Football players in Tennessee led parents and fans in a post-game prayer after a school district in the state was told that its teachers, coaches and staff are forbidden to do such.
According to WZTV, the Putnam County Schools (PCS) was forced to impose a rule that prohibits school staff from leading a prayer following a letter from the Americans United for Separation of Church and State, sharing about incidents of prayers and proselytizing at events in schools.
PCS then explained its position to Fox 17.
“As a district, we absolutely understand the importance of prayer in the lives of our students, faculty, and staff members. We support the right of students to participate in and lead spontaneous prayers. That right is and will continue to be protected. We also understand that faculty and staff members can not lead or participate in the spontaneous student-led prayers.”
In this regard, the players of Upperman High School and Stone Memorial High School decided to lead the prayers themselves after their game last week. They were joined by some parents who gathered around to pray with them.
The fans were moved and commended them for the action.
“Satan’s power was defeated tonight, as the threat of a legal action to forbid prayer after the game was overwhelmed by player lead prayer supported by parents and fans in solidarity on Overall Field. God bless the Baxter and Stone players for their faith and courage,” Bob Vick wrote on Facebook, captured by The Blaze.
According to Pew Research Center, major laws against religious activities in schools began when the Supreme Court ruled in the 1962 Engel v. Vitale case that a school-sponsored prayer violates the establishment clause of the First Amendment.
In June 1963, Bible reading was also banned when the Court upheld in “School District of Abington Township v. Schempp” case that doing such in public schools is unconstitutional.

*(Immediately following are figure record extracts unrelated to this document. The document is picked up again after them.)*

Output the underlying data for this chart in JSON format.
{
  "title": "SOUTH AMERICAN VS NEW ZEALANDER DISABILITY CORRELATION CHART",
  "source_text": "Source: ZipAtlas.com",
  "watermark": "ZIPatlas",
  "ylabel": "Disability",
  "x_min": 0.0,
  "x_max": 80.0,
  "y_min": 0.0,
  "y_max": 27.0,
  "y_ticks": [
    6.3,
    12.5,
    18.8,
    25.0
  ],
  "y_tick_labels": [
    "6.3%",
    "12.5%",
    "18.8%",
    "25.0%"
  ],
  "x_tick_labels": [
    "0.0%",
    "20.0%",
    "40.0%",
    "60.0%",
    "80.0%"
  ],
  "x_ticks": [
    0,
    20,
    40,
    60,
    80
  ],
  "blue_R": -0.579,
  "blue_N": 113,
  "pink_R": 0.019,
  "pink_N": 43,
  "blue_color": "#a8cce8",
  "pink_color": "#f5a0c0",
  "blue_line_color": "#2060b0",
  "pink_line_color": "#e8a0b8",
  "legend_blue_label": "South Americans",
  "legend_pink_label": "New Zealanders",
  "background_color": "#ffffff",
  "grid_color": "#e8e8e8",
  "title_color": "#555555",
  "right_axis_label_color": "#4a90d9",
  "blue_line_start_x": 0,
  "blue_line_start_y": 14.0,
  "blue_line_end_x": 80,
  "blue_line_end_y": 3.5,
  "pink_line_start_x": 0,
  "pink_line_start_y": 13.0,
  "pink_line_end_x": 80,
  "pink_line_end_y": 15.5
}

In 1992’s Lee v. Weisman case, the highest court forbade clergies to conduct prayers in school ceremonies. In the 5-4 ruling, Justice Anthony M. Kennedy contended that composing “official prayers for any group of the American people to recite as a part of a religious program carried out by the government” is not part of the latter’s business. He also noted the possibility of psychological coercion in such action.
The decision was said to have surprised many. Justice Antonin Scalia, who dissented the majority’s opinion alongside Chief Justice William H. Rehnquist, Justices Byron R. White and Clarence Thomas, described it as a rejection of history and tradition, favoring “the changeable philosophical predilections of the Justices of this Court.”
Further, in the “Santa Fe Independent School District v. Jane Doe case in June 2000, the Supreme Court prohibited student-led prayers before football games in high school. In the 6-3 decision, Justice John Paul Stevens ruled that such move conveys that unbelievers are “outsiders.”
“We recognize the important role that public worship plays in many communities, as well as the sincere desire to include public prayer as a part of various occasions so as to mark those occasions’ significance. But such religious activity in public schools, as elsewhere, must comport with the 1st Amendment,” he said at the time.
Stevens was supported by Justices Ruth Bader Ginsburg, Sandra Day O’Connor, Stephen G. Breyer, David H. Souter and Kennedy.